Conforme o projeto, as big techs precisarão atuar diligentemente para “prevenir e mitigar práticas ilícitas”, como a disseminação de conteúdos ilegais gerados por terceiros que possam configurar algum dos crimes destacados anteriormente.

Uma vez em vigor a nova regra, as empresas terão que disponibilizar de forma clara e acessível termos de uso com explicações sobre as principais características dos serviços, tipos de conteúdo proibidos, informações sobre o procedimento de notificação e recurso, serviços de publicidade, descrição geral dos algoritmos utilizados (com principais parâmetros que determinam a recomendação ou direcionamento de conteúdo ao usuário), ressalvados os segredos comercial e industrial.

Também será necessário oferecer destaque para os principais parâmetros que determinam a recomendação ou direcionamento de conteúdo ao usuário e opções aos usuários para modificá-los. Tais parâmetros precisarão “ser capazes de explicar o motivo de certos conteúdos serem sugeridos ao usuário, incluir critérios relevantes para determinação das recomendações ou direcionamentos e como eles são balanceados entre si”.

Os provedores que utilizem dados pessoais para perfilamento com fins de recomendação de conteúdos deverão oferecer a exibição de conteúdos não selecionados a partir de tais técnicas e criar mecanismos acessíveis para que o usuário possa optar entre diferentes formas de exibição, gestão e direcionamento de conteúdos na plataforma. Conteúdos recomendados devem ser diferenciados de forma clara daqueles selecionados pelo próprio usuário.

O texto estabelece, ainda, que as empresas, por padrão, demandem ação humana e consentimento dos usuários para ativação de reprodução automatizada de conteúdos, salvo conteúdos musicais e listas de reprodução criadas pelo próprio usuário.

Pela regra, as companhias precisarão produzir relatórios semestrais de transparência, disponibilizados em seus próprios sites, para informar sobre procedimentos de moderação de conteúdo. Os materiais deverão conter informações qualitativas, incluindo o detalhamento dos procedimentos de moderação de contas e de conteúdos adotados, ações implementadas para enfrentar atividades ilegais, mudanças significativas nos termos de uso e sistemas de recomendação e dados sobre as equipes responsáveis por aplicação dos termos de uso.

O provedor terá de realizar e publicar anualmente auditoria externa e independente para avaliação do cumprimento das normas estabelecidas pela nova legislação, abordando aspectos como eficiência no atendimento das obrigações de análise e atenuação de riscos sistêmicos, impactos da moderação de conteúdo, inexistência de vieses nas decisões e impacto dos algoritmos na visibilidade, recomendação e ordenação de conteúdos jornalísticos.
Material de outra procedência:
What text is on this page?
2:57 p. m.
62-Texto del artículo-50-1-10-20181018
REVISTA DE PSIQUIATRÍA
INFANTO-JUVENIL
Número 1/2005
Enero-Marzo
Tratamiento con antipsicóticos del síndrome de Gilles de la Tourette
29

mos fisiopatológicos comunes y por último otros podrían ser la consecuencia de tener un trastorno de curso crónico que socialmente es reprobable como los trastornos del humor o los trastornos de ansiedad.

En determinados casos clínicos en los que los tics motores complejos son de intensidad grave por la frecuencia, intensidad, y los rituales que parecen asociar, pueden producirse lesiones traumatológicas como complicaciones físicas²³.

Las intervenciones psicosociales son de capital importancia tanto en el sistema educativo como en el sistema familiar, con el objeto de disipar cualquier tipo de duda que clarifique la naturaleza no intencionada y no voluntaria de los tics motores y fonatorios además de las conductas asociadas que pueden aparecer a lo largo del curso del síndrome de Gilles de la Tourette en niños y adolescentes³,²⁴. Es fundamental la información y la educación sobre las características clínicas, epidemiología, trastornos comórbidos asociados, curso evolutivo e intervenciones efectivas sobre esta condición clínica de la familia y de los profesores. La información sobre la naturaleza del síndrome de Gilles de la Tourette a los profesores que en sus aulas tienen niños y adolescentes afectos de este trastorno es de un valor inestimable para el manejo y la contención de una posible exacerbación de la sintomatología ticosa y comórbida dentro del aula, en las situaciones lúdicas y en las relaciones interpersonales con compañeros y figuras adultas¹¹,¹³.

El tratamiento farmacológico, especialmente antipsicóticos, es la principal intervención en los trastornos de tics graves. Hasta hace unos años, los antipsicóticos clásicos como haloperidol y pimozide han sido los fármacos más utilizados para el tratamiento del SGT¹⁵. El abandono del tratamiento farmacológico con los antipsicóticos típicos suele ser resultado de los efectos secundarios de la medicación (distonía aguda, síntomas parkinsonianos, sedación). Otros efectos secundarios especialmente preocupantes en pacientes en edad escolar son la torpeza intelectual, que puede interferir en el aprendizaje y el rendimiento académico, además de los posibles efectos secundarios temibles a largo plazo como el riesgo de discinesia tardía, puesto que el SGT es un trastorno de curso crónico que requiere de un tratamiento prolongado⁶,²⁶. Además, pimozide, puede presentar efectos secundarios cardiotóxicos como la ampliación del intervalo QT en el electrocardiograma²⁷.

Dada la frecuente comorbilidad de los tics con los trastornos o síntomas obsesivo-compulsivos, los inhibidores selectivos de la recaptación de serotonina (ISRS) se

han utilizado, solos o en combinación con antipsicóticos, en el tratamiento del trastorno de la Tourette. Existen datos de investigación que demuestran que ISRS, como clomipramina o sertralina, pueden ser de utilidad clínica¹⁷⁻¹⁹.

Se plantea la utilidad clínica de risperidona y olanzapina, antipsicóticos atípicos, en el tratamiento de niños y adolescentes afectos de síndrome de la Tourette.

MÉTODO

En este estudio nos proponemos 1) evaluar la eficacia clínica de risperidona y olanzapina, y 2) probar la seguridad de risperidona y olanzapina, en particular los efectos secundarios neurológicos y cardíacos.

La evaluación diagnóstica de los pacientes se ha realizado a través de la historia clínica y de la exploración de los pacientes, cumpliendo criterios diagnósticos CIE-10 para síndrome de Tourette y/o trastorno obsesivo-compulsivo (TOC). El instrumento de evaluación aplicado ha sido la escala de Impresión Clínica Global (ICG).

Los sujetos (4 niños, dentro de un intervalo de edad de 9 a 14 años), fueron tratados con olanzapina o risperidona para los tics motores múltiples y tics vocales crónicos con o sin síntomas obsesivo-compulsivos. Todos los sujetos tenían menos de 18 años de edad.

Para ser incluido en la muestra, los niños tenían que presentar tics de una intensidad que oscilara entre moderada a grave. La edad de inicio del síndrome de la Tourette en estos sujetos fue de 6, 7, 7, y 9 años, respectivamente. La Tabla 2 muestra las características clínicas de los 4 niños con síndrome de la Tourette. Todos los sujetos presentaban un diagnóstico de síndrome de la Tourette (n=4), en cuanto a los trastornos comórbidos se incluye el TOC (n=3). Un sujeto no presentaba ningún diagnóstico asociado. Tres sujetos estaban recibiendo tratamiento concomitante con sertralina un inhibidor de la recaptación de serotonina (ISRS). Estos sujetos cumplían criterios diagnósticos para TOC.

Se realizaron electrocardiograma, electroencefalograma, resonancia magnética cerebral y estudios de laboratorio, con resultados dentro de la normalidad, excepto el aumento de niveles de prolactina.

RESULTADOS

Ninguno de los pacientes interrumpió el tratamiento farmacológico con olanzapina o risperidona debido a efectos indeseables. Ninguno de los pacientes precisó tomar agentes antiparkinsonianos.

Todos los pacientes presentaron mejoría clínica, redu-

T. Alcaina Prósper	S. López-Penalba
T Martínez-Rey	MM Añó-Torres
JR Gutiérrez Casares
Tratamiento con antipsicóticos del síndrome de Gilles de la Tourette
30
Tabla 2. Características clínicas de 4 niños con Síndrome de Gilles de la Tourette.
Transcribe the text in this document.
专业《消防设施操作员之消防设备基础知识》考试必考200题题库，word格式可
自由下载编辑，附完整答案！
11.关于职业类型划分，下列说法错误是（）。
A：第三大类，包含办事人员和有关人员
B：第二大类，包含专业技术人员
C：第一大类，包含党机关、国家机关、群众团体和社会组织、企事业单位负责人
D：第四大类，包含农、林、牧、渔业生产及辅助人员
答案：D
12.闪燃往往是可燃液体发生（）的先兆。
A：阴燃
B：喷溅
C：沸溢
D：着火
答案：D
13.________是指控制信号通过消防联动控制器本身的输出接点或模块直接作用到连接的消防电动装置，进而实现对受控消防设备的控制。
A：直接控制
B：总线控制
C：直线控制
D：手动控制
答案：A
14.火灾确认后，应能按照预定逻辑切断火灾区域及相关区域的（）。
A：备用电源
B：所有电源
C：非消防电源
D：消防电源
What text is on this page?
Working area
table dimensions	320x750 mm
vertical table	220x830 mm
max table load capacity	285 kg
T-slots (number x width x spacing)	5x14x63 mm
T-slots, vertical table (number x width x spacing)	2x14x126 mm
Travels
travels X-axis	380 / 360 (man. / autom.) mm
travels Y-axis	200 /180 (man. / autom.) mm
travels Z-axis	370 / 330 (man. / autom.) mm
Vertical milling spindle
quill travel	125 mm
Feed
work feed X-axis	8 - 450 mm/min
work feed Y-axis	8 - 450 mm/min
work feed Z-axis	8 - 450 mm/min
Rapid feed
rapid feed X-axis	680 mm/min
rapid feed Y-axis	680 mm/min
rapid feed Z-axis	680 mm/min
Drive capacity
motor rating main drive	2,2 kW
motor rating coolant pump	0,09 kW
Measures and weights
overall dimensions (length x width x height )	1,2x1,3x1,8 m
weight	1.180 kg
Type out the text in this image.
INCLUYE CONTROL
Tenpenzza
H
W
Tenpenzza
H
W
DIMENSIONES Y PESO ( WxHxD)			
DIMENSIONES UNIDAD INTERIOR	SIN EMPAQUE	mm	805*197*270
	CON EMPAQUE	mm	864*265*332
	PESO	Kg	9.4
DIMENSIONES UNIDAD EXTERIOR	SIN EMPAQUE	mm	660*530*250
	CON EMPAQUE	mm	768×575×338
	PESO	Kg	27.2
Os provedores também devem viabilizar o acesso gratuito de instituição científica, tecnológica e de inovação a dados desagregados, inclusive por meio de interface de programação de aplicações, para finalidade de pesquisa acadêmica. Isso inclui algoritmos usados na moderação de contas e de conteúdos, priorização, segmentação, recomendação e exibição de conteúdo, publicidade de plataforma e impulsionamento, e dados suficientes sobre como eles afetam o conteúdo visualizado pelos usuários.

No caso de exibição de material publicitário, os provedores precisarão oferecer informações sobre os principais parâmetros utilizados para determinar o destinatário do conteúdo e de como alterá-los. A publicidade de usuário deverá ser informada publicamente aos demais usuários.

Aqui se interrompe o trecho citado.